Под дубом, слышите ли, под дубом, — ласковый черный конь вечно стоит теперь на картине, и нежная серебряная зелень наметанных стогов, и серебристое дерево старой телеги, из которой конь осторожно ест сено, поют мне о том, что душа отца счастлива и спокойна там, на Небе.

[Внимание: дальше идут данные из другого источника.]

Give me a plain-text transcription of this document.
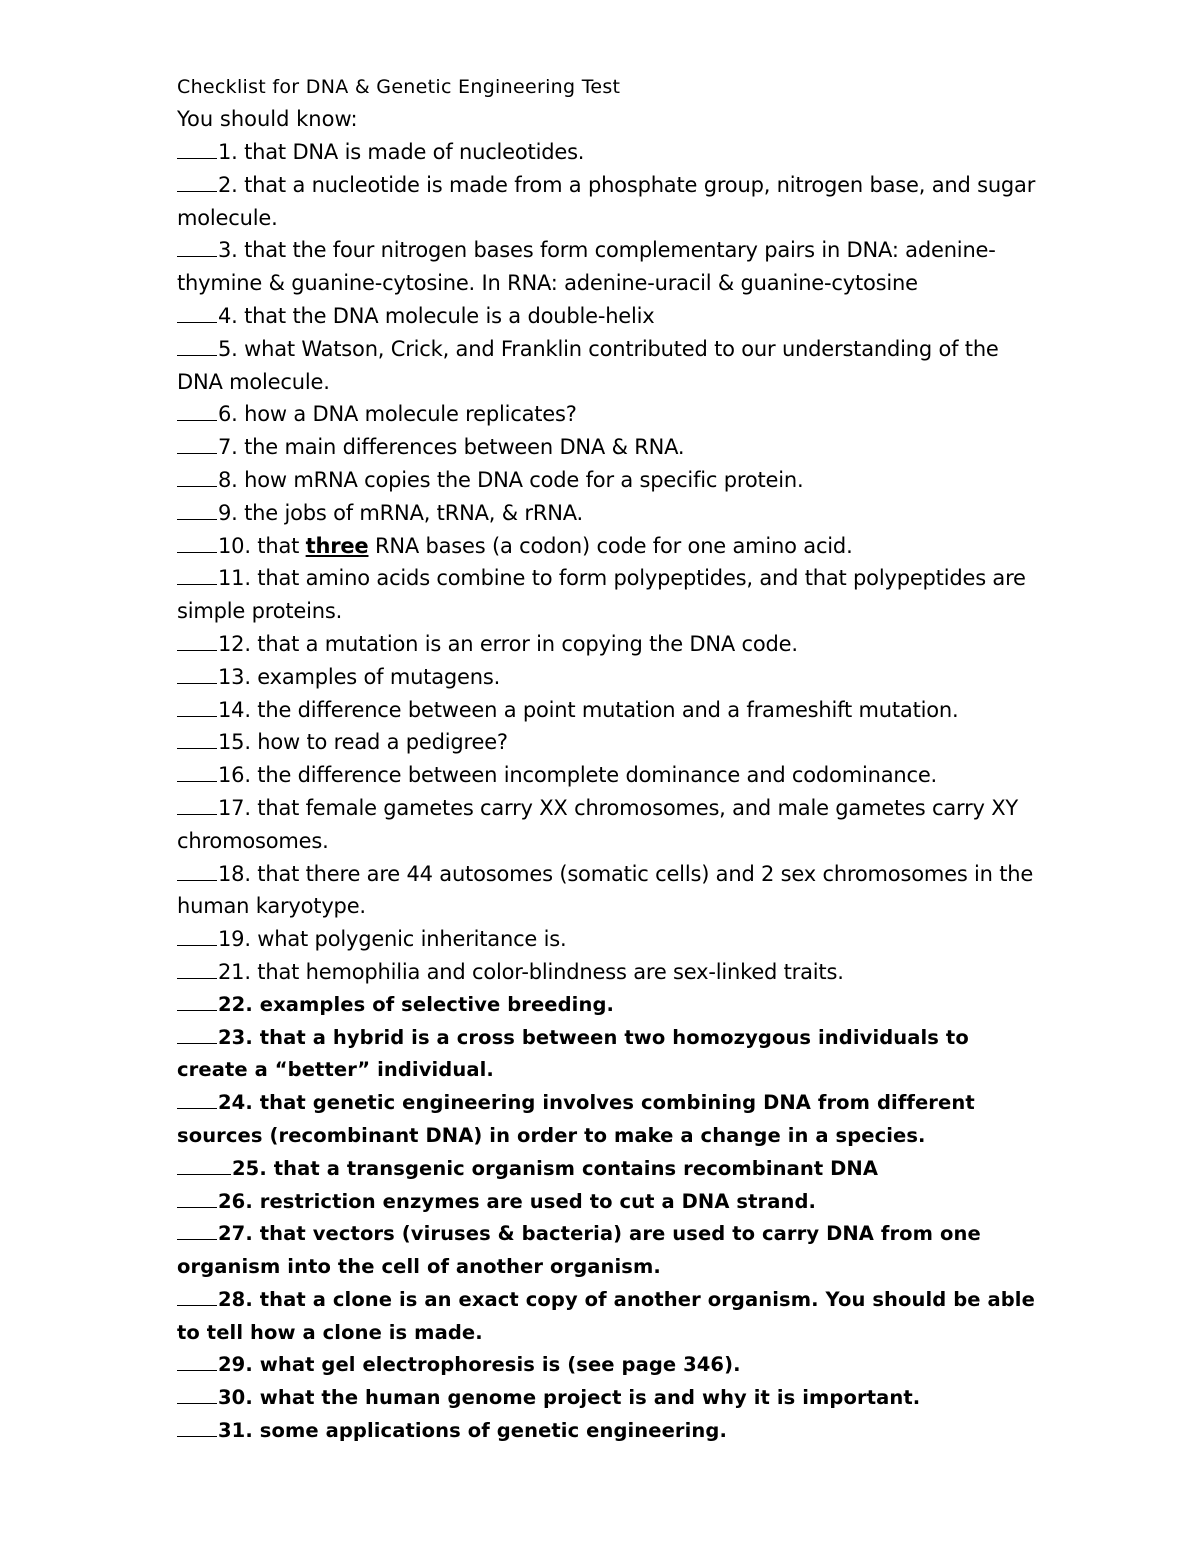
Checklist for DNA & Genetic Engineering Test

You should know:

1. that DNA is made of nucleotides.

2. that a nucleotide is made from a phosphate group, nitrogen base, and sugar molecule.

3. that the four nitrogen bases form complementary pairs in DNA: adenine-thymine & guanine-cytosine. In RNA: adenine-uracil & guanine-cytosine

4. that the DNA molecule is a double-helix

5. what Watson, Crick, and Franklin contributed to our understanding of the DNA molecule.

6. how a DNA molecule replicates?

7. the main differences between DNA & RNA.

8. how mRNA copies the DNA code for a specific protein.

9. the jobs of mRNA, tRNA, & rRNA.

10. that three RNA bases (a codon) code for one amino acid.

11. that amino acids combine to form polypeptides, and that polypeptides are simple proteins.

12. that a mutation is an error in copying the DNA code.

13. examples of mutagens.

14. the difference between a point mutation and a frameshift mutation.

15. how to read a pedigree?

16. the difference between incomplete dominance and codominance.

17. that female gametes carry XX chromosomes, and male gametes carry XY chromosomes.

18. that there are 44 autosomes (somatic cells) and 2 sex chromosomes in the human karyotype.

19. what polygenic inheritance is.

21. that hemophilia and color-blindness are sex-linked traits.

22. examples of selective breeding.

23. that a hybrid is a cross between two homozygous individuals to create a “better” individual.

24. that genetic engineering involves combining DNA from different sources (recombinant DNA) in order to make a change in a species.

25. that a transgenic organism contains recombinant DNA

26. restriction enzymes are used to cut a DNA strand.

27. that vectors (viruses & bacteria) are used to carry DNA from one organism into the cell of another organism.

28. that a clone is an exact copy of another organism. You should be able to tell how a clone is made.

29. what gel electrophoresis is (see page 346).

30. what the human genome project is and why it is important.

31. some applications of genetic engineering.
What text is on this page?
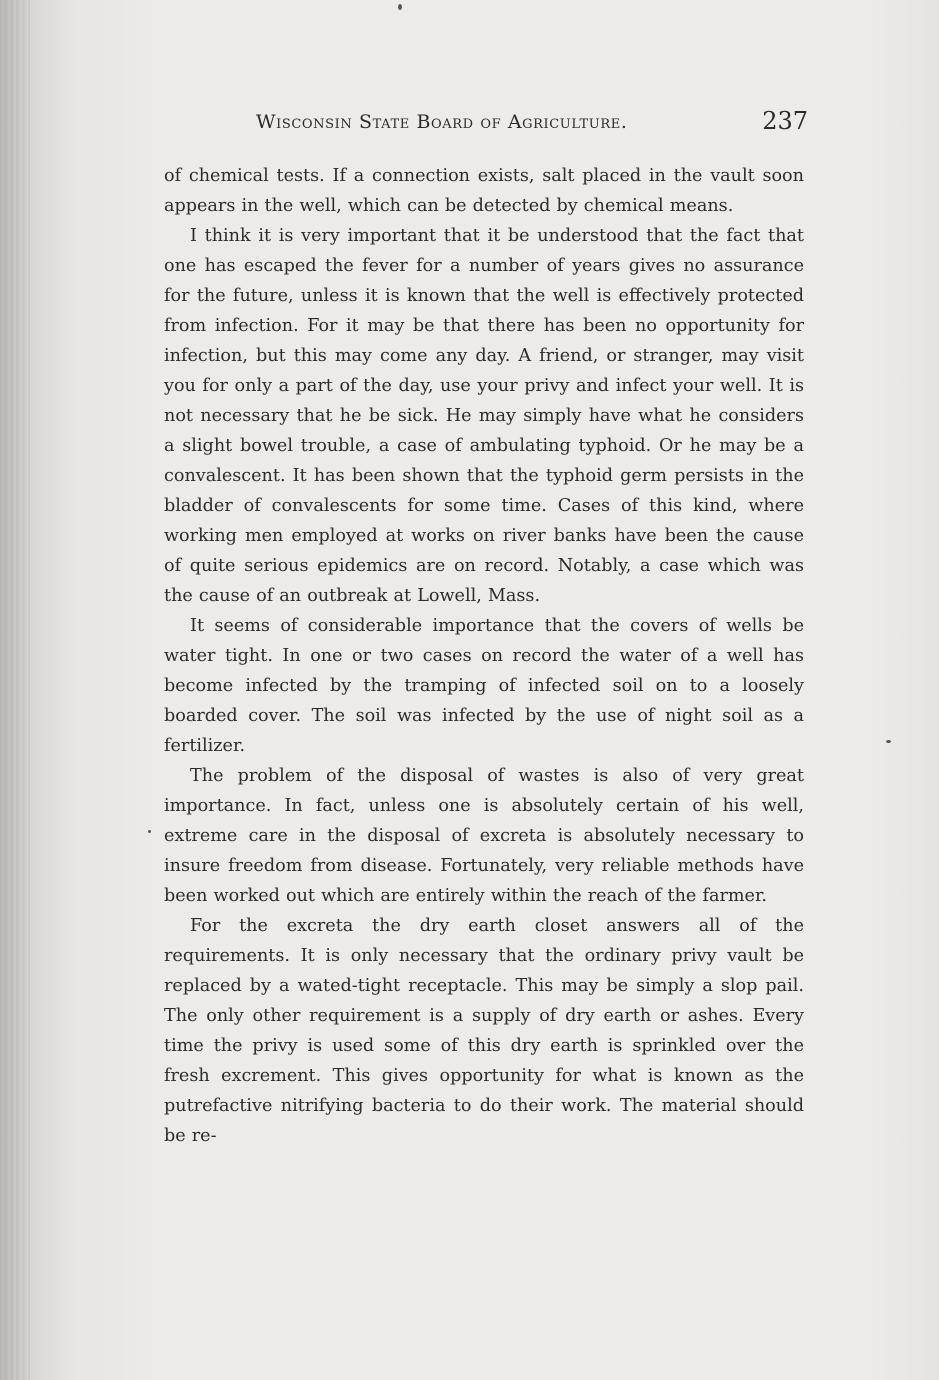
Wisconsin State Board of Agriculture.	237

of chemical tests. If a connection exists, salt placed in the vault soon appears in the well, which can be detected by chemical means.

I think it is very important that it be understood that the fact that one has escaped the fever for a number of years gives no assurance for the future, unless it is known that the well is effectively protected from infection. For it may be that there has been no opportunity for infection, but this may come any day. A friend, or stranger, may visit you for only a part of the day, use your privy and infect your well. It is not necessary that he be sick. He may simply have what he considers a slight bowel trouble, a case of ambulating typhoid. Or he may be a convalescent. It has been shown that the typhoid germ persists in the bladder of convalescents for some time. Cases of this kind, where working men employed at works on river banks have been the cause of quite serious epidemics are on record. Notably, a case which was the cause of an outbreak at Lowell, Mass.

It seems of considerable importance that the covers of wells be water tight. In one or two cases on record the water of a well has become infected by the tramping of infected soil on to a loosely boarded cover. The soil was infected by the use of night soil as a fertilizer.

The problem of the disposal of wastes is also of very great importance. In fact, unless one is absolutely certain of his well, extreme care in the disposal of excreta is absolutely necessary to insure freedom from disease. Fortunately, very reliable methods have been worked out which are entirely within the reach of the farmer.

For the excreta the dry earth closet answers all of the requirements. It is only necessary that the ordinary privy vault be replaced by a wated-tight receptacle. This may be simply a slop pail. The only other requirement is a supply of dry earth or ashes. Every time the privy is used some of this dry earth is sprinkled over the fresh excrement. This gives opportunity for what is known as the putrefactive nitrifying bacteria to do their work. The material should be re-
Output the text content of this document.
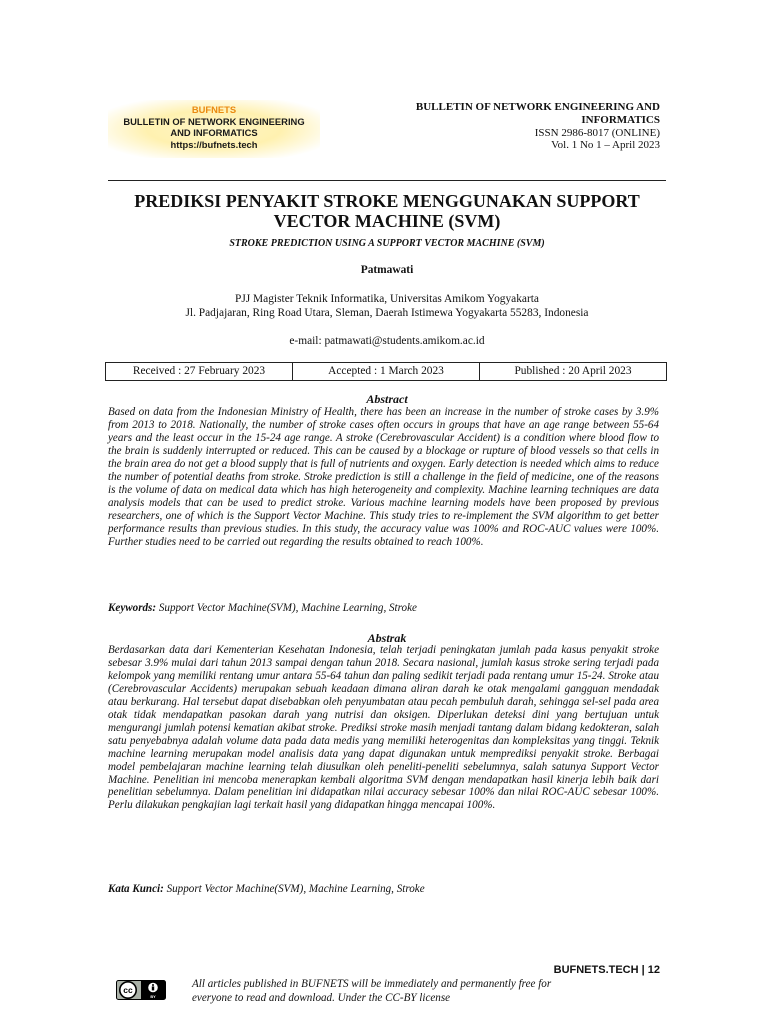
BUFNETS
BULLETIN OF NETWORK ENGINEERING
AND INFORMATICS
https://bufnets.tech
BULLETIN OF NETWORK ENGINEERING AND
INFORMATICS
ISSN 2986-8017 (ONLINE)
Vol. 1 No 1 – April 2023
PREDIKSI PENYAKIT STROKE MENGGUNAKAN SUPPORT
VECTOR MACHINE (SVM)
STROKE PREDICTION USING A SUPPORT VECTOR MACHINE (SVM)
Patmawati
PJJ Magister Teknik Informatika, Universitas Amikom Yogyakarta
Jl. Padjajaran, Ring Road Utara, Sleman, Daerah Istimewa Yogyakarta 55283, Indonesia
e-mail: patmawati@students.amikom.ac.id
Received : 27 February 2023	Accepted : 1 March 2023	Published : 20 April 2023
Abstract
Based on data from the Indonesian Ministry of Health, there has been an increase in the number of stroke cases by 3.9% from 2013 to 2018. Nationally, the number of stroke cases often occurs in groups that have an age range between 55-64 years and the least occur in the 15-24 age range. A stroke (Cerebrovascular Accident) is a condition where blood flow to the brain is suddenly interrupted or reduced. This can be caused by a blockage or rupture of blood vessels so that cells in the brain area do not get a blood supply that is full of nutrients and oxygen. Early detection is needed which aims to reduce the number of potential deaths from stroke. Stroke prediction is still a challenge in the field of medicine, one of the reasons is the volume of data on medical data which has high heterogeneity and complexity. Machine learning techniques are data analysis models that can be used to predict stroke. Various machine learning models have been proposed by previous researchers, one of which is the Support Vector Machine. This study tries to re-implement the SVM algorithm to get better performance results than previous studies. In this study, the accuracy value was 100% and ROC-AUC values were 100%. Further studies need to be carried out regarding the results obtained to reach 100%.
Keywords: Support Vector Machine(SVM), Machine Learning, Stroke
Abstrak
Berdasarkan data dari Kementerian Kesehatan Indonesia, telah terjadi peningkatan jumlah pada kasus penyakit stroke sebesar 3.9% mulai dari tahun 2013 sampai dengan tahun 2018. Secara nasional, jumlah kasus stroke sering terjadi pada kelompok yang memiliki rentang umur antara 55-64 tahun dan paling sedikit terjadi pada rentang umur 15-24. Stroke atau (Cerebrovascular Accidents) merupakan sebuah keadaan dimana aliran darah ke otak mengalami gangguan mendadak atau berkurang. Hal tersebut dapat disebabkan oleh penyumbatan atau pecah pembuluh darah, sehingga sel-sel pada area otak tidak mendapatkan pasokan darah yang nutrisi dan oksigen. Diperlukan deteksi dini yang bertujuan untuk mengurangi jumlah potensi kematian akibat stroke. Prediksi stroke masih menjadi tantang dalam bidang kedokteran, salah satu penyebabnya adalah volume data pada data medis yang memiliki heterogenitas dan kompleksitas yang tinggi. Teknik machine learning merupakan model analisis data yang dapat digunakan untuk memprediksi penyakit stroke. Berbagai model pembelajaran machine learning telah diusulkan oleh peneliti-peneliti sebelumnya, salah satunya Support Vector Machine. Penelitian ini mencoba menerapkan kembali algoritma SVM dengan mendapatkan hasil kinerja lebih baik dari penelitian sebelumnya. Dalam penelitian ini didapatkan nilai accuracy sebesar 100% dan nilai ROC-AUC sebesar 100%. Perlu dilakukan pengkajian lagi terkait hasil yang didapatkan hingga mencapai 100%.
Kata Kunci: Support Vector Machine(SVM), Machine Learning, Stroke
BUFNETS.TECH | 12
cc
BY
All articles published in BUFNETS will be immediately and permanently free for
everyone to read and download. Under the CC-BY license
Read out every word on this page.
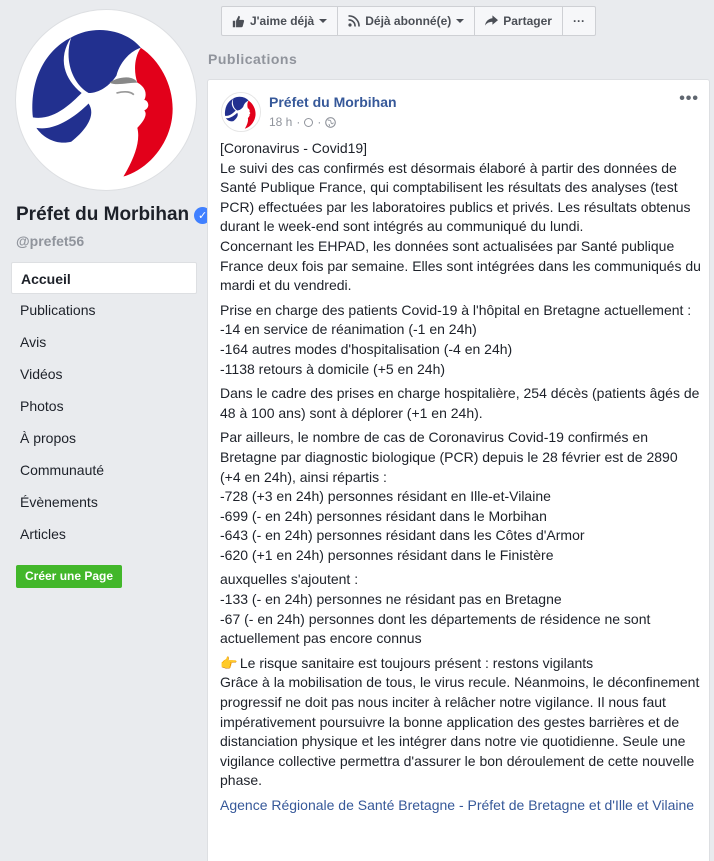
Préfet du Morbihan ✓
@prefet56
Accueil
Publications
Avis
Vidéos
Photos
À propos
Communauté
Évènements
Articles
Créer une Page
J'aime déjà	Déjà abonné(e)	Partager	···
Publications
Préfet du Morbihan
18 h · ·
•••

[Coronavirus - Covid19]
Le suivi des cas confirmés est désormais élaboré à partir des données de Santé Publique France, qui comptabilisent les résultats des analyses (test PCR) effectuées par les laboratoires publics et privés. Les résultats obtenus durant le week-end sont intégrés au communiqué du lundi.
Concernant les EHPAD, les données sont actualisées par Santé publique France deux fois par semaine. Elles sont intégrées dans les communiqués du mardi et du vendredi.

Prise en charge des patients Covid-19 à l'hôpital en Bretagne actuellement :
-14 en service de réanimation (-1 en 24h)
-164 autres modes d'hospitalisation (-4 en 24h)
-1138 retours à domicile (+5 en 24h)

Dans le cadre des prises en charge hospitalière, 254 décès (patients âgés de 48 à 100 ans) sont à déplorer (+1 en 24h).

Par ailleurs, le nombre de cas de Coronavirus Covid-19 confirmés en Bretagne par diagnostic biologique (PCR) depuis le 28 février est de 2890 (+4 en 24h), ainsi répartis :
-728 (+3 en 24h) personnes résidant en Ille-et-Vilaine
-699 (- en 24h) personnes résidant dans le Morbihan
-643 (- en 24h) personnes résidant dans les Côtes d'Armor
-620 (+1 en 24h) personnes résidant dans le Finistère

auxquelles s'ajoutent :
-133 (- en 24h) personnes ne résidant pas en Bretagne
-67 (- en 24h) personnes dont les départements de résidence ne sont actuellement pas encore connus

👉 Le risque sanitaire est toujours présent : restons vigilants
Grâce à la mobilisation de tous, le virus recule. Néanmoins, le déconfinement progressif ne doit pas nous inciter à relâcher notre vigilance. Il nous faut impérativement poursuivre la bonne application des gestes barrières et de distanciation physique et les intégrer dans notre vie quotidienne. Seule une vigilance collective permettra d'assurer le bon déroulement de cette nouvelle phase.

Agence Régionale de Santé Bretagne - Préfet de Bretagne et d'Ille et Vilaine
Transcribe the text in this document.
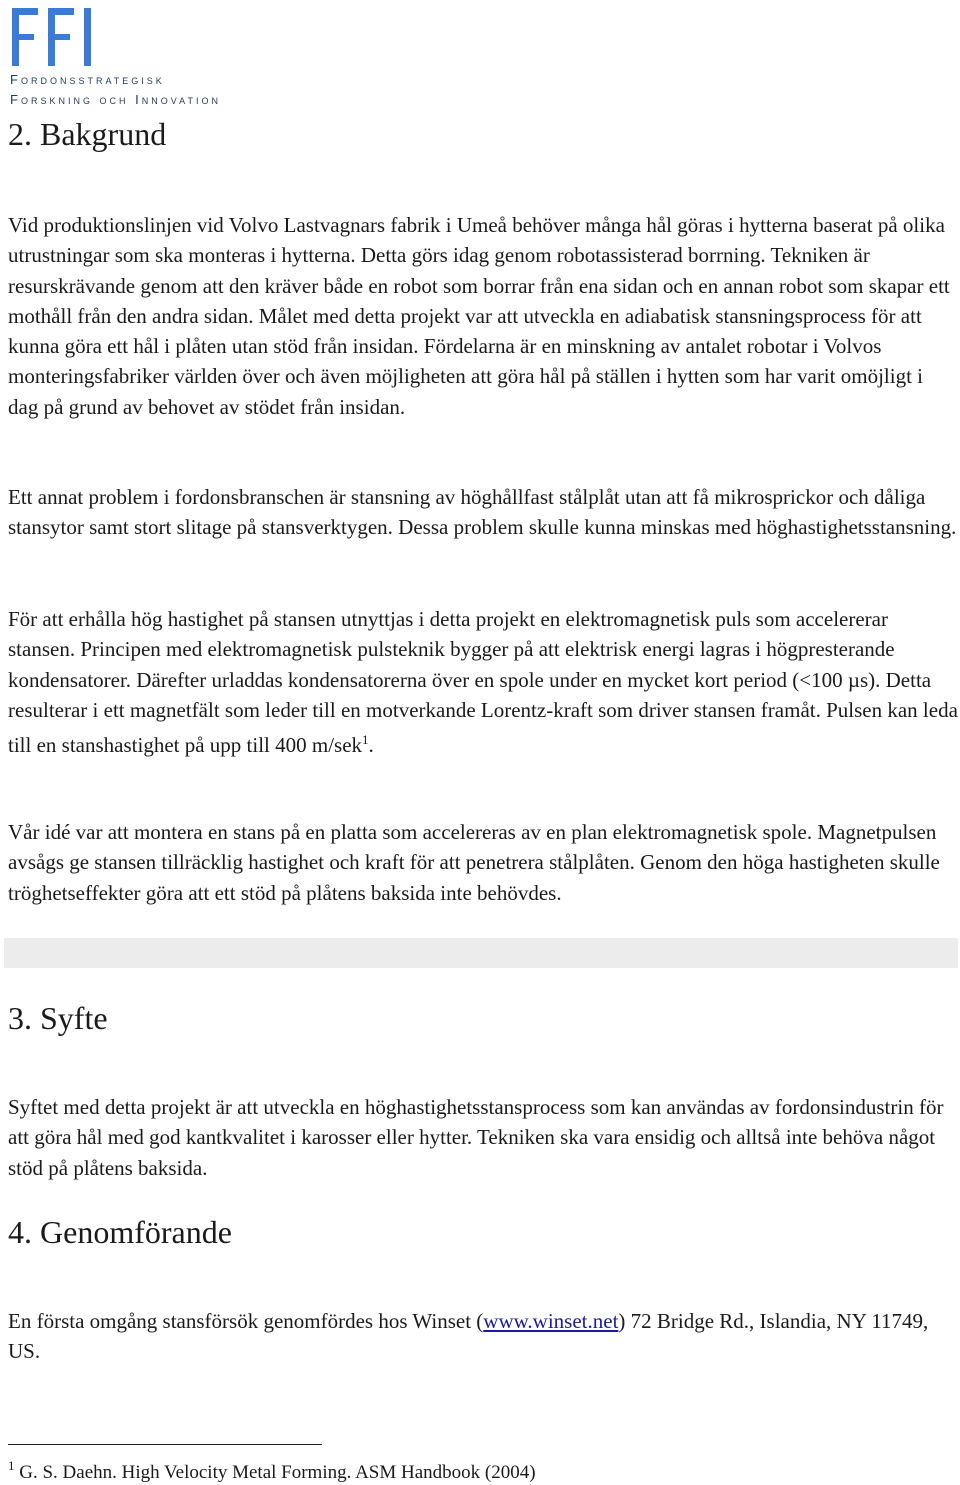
Fordonsstrategisk
Forskning och Innovation
2. Bakgrund

Vid produktionslinjen vid Volvo Lastvagnars fabrik i Umeå behöver många hål göras i hytterna baserat på olika utrustningar som ska monteras i hytterna. Detta görs idag genom robotassisterad borrning. Tekniken är resurskrävande genom att den kräver både en robot som borrar från ena sidan och en annan robot som skapar ett mothåll från den andra sidan. Målet med detta projekt var att utveckla en adiabatisk stansningsprocess för att kunna göra ett hål i plåten utan stöd från insidan. Fördelarna är en minskning av antalet robotar i Volvos monteringsfabriker världen över och även möjligheten att göra hål på ställen i hytten som har varit omöjligt i dag på grund av behovet av stödet från insidan.

Ett annat problem i fordonsbranschen är stansning av höghållfast stålplåt utan att få mikrosprickor och dåliga stansytor samt stort slitage på stansverktygen. Dessa problem skulle kunna minskas med höghastighetsstansning.

För att erhålla hög hastighet på stansen utnyttjas i detta projekt en elektromagnetisk puls som accelererar stansen. Principen med elektromagnetisk pulsteknik bygger på att elektrisk energi lagras i högpresterande kondensatorer. Därefter urladdas kondensatorerna över en spole under en mycket kort period (<100 µs). Detta resulterar i ett magnetfält som leder till en motverkande Lorentz-kraft som driver stansen framåt. Pulsen kan leda till en stanshastighet på upp till 400 m/sek$^1$.

Vår idé var att montera en stans på en platta som accelereras av en plan elektromagnetisk spole. Magnetpulsen avsågs ge stansen tillräcklig hastighet och kraft för att penetrera stålplåten. Genom den höga hastigheten skulle tröghetseffekter göra att ett stöd på plåtens baksida inte behövdes.

3. Syfte

Syftet med detta projekt är att utveckla en höghastighetsstansprocess som kan användas av fordonsindustrin för att göra hål med god kantkvalitet i karosser eller hytter. Tekniken ska vara ensidig och alltså inte behöva något stöd på plåtens baksida.

4. Genomförande

En första omgång stansförsök genomfördes hos Winset (www.winset.net) 72 Bridge Rd., Islandia, NY 11749, US.

$^1$ G. S. Daehn. High Velocity Metal Forming. ASM Handbook (2004)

А карасей он жарил в сметане, а мне было жаль их, маленьких круглых, похожих на чувашские мониста, рыбок, — и я плакала, но ела, потому что вкусно было! Запах от сковородки с карасями летел по округе, мешаясь с запахом цветущих вишен и яблонь, а окна были открыты в лето, распахнуты в свежесть и синь. Душа, если ты есть, — помнишь ли ты это?!.. Я верю, что ты есть. Я верю, что ты, душа, слышишь меня. Важно успеть МНЕ. До своей Смерти успеть — запечатлеть все дорогое, живое, — чтобы тебе, душа любимая, ТАМ хорошо было.
Когда отец умер, по углам все трещало, будто растрескивались сухие доски, будто трещали от сильного мороза стены деревянного дома, — а мы с матушкой жались друг к другу, зареванные, дрожащие, под одеялом, одним на двоих, на диванишке, — в доме каменном. А на третий день после его смерти мы, трое, стояли на кухне, готовя еду, нам не лезшую в глотки — мама, я и мой сын, — и сверху, НИОТКУДА, на наши руки капнули мелкие капельки, и сделались на коже рук такие странные дорожки из капелек. Сын слизнул. Соленые? «Это слезы! Это слезы чьи-то!» — закричал. Мать перекрестилась. «Это он, он», — шептала.
И я поцеловала свою голую руку, то место, куда упали посмертные слезинки отца, по нам по всем, осиротелым, заплакавшего.
Луна, не гляди, отвернись. Твое холодное белое око пронзает меня насквозь.
Не умею я думать об этом. Не умею молиться.
Господи, научи.
Он оглядел палату пристальным взглядом. Его сосед, раскосый татарин, подворачивал рукава больничной пижамы: короткорукому пижама была велика, он скалился, щелки глаз маслено блестели, во рту посверкивала тюремная фикса. Он глядел на все, жадно вбирая глазами, запоминая. Зачем помнить?! ТАМ ты ничего не будешь помнить. ТАМ тебе не нужно будет помнить. А что будет ТАМ?! Он вспомнил, как мудро говорила его теща, гордая, как старая актриса, затянутая в черное — Ермолова, Пашенная, — полная достоинства старуха: «Для кого там тьма, а для кого — и свет». Что Бог уготовил ему?! Не думать. Нельзя об этом думать. А задыхаться — можно?! А звать сестру, чтоб прибежала с уколом, временно облегчающим дикие страданья, — можно?!